Foundations Of Cognitive Science

The Disjunction Problem

Any theory of the content of a representation must be able to explain how a representation can misrepresent --how it can represent an object as being something it is not, or as having properties it does not have-- basically how its content can be false of the object represented.

The difficulty is that we need to explain --in a principled, non-circular way-- how the representation can correctly represent some things which cause its activation, yet misrepresent other things which cause its activation. For instance, we'd like to be able to say that my kangaroo representation represents kangaroos. If so, then if a wallaby causes the activation of that representation, then the wallaby is misrepresented; the representation's content that's a kangaroo is false of the wallaby.

Unfortunately, to Fodor (1987, 1990) this doesn't work. The problem is that if the wallaby can also cause the activation of my kangaroo representation, then we seem to have no principled reason for saying that the content of the representation is simply that's a kangaroo rather than the disjunctive content that's either a kangaroo or a wallaby. If this is so, then when a wallaby activates my kangaroo representation, this representation doesn't represent the wallaby as something it is not. This representation has the (disjunctive) content that's either a kangaroo or it's a wallaby which, of course, is true of the wallaby.

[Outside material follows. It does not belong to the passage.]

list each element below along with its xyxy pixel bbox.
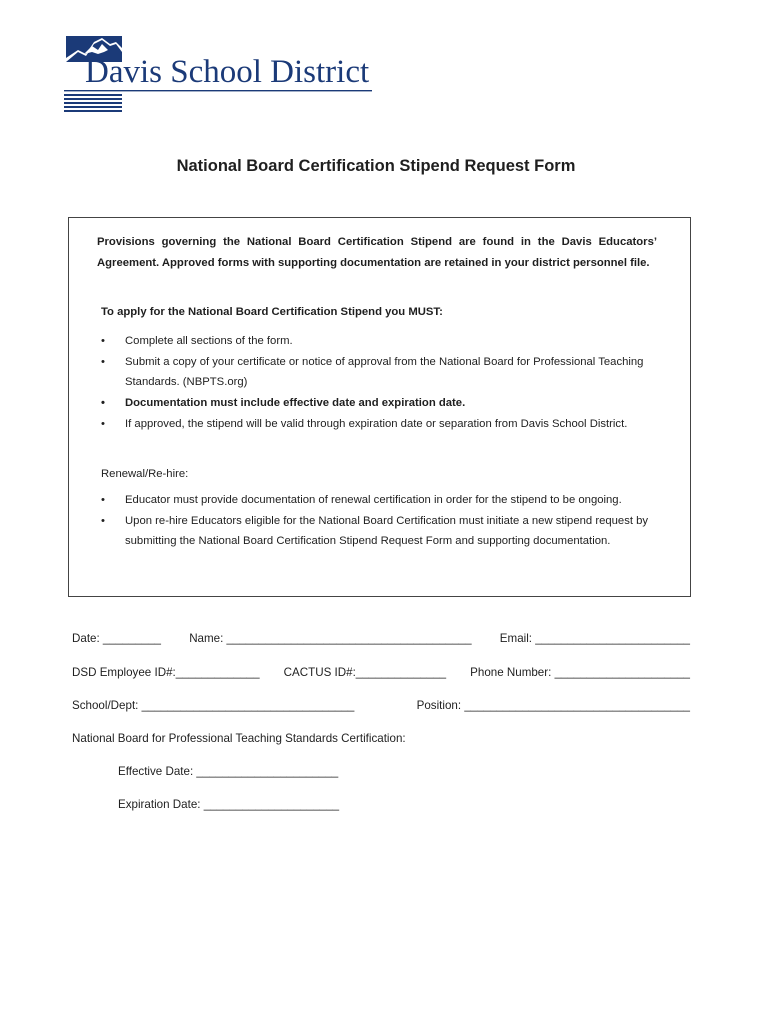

This is especially a problem for theories which explain content in terms of covariance: some sort of reliable, lawlike, connection between tokenings of the representation and the occurrence of certain types of thing in the world. Such theories have to be able to justify describing the representation's content "conservatively" as Cummins (1990) calls it, rather than "liberally"; as that's a kangaroo rather than that's a large animal with a long tail that gets about by hopping on its hind legs. Cummins summarises various attempts to do this, arguing that covariance theories don't explain content in a way that allows representations to misrepresent.

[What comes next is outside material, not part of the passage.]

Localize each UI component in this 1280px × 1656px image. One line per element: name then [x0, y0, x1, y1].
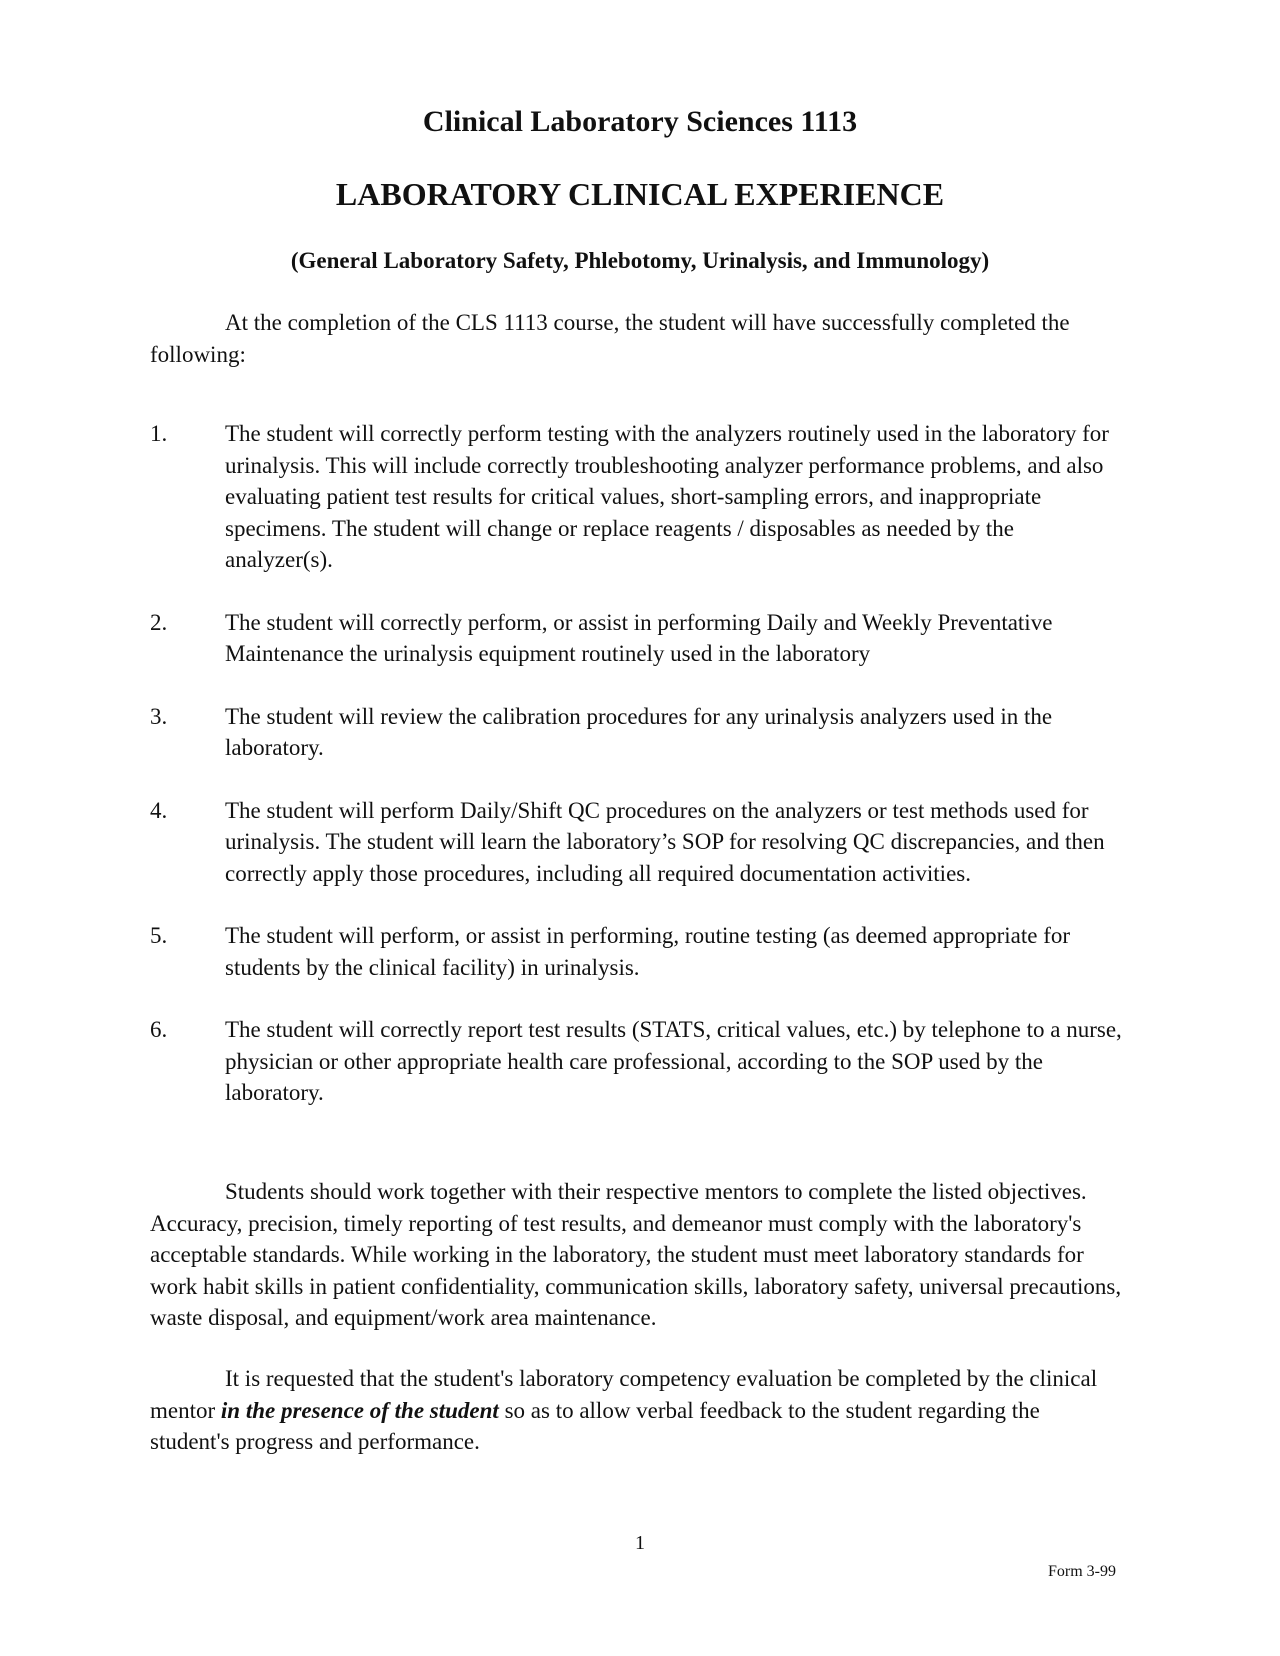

Fodor (1990) claims that any theory which purports to account for the content of a representation must solve the disjunction problem. Such an account must be able to explain misrepresentation, by showing what a representation's content is--exactly-- and also how a representation can be caused to be activated by something to which that content does not apply.


  1. Cummins, R. (1989). Meaning and Mental Representation. Cambridge, Mass: MIT Press. A Bradford Book.
  2. Fodor, J. (1987). Meaning and the World Order. In Psychosemantics (pp. 97-133). Cambridge Mass.: MIT Press. A Bradford Book.
  3. Fodor, J. (1990). A Theory of Content I: The Problem. In A Theory of Content and Other Essays. (pp. 51-88). Cambridge, Massachusetts: MIT Press. A Bradford Book.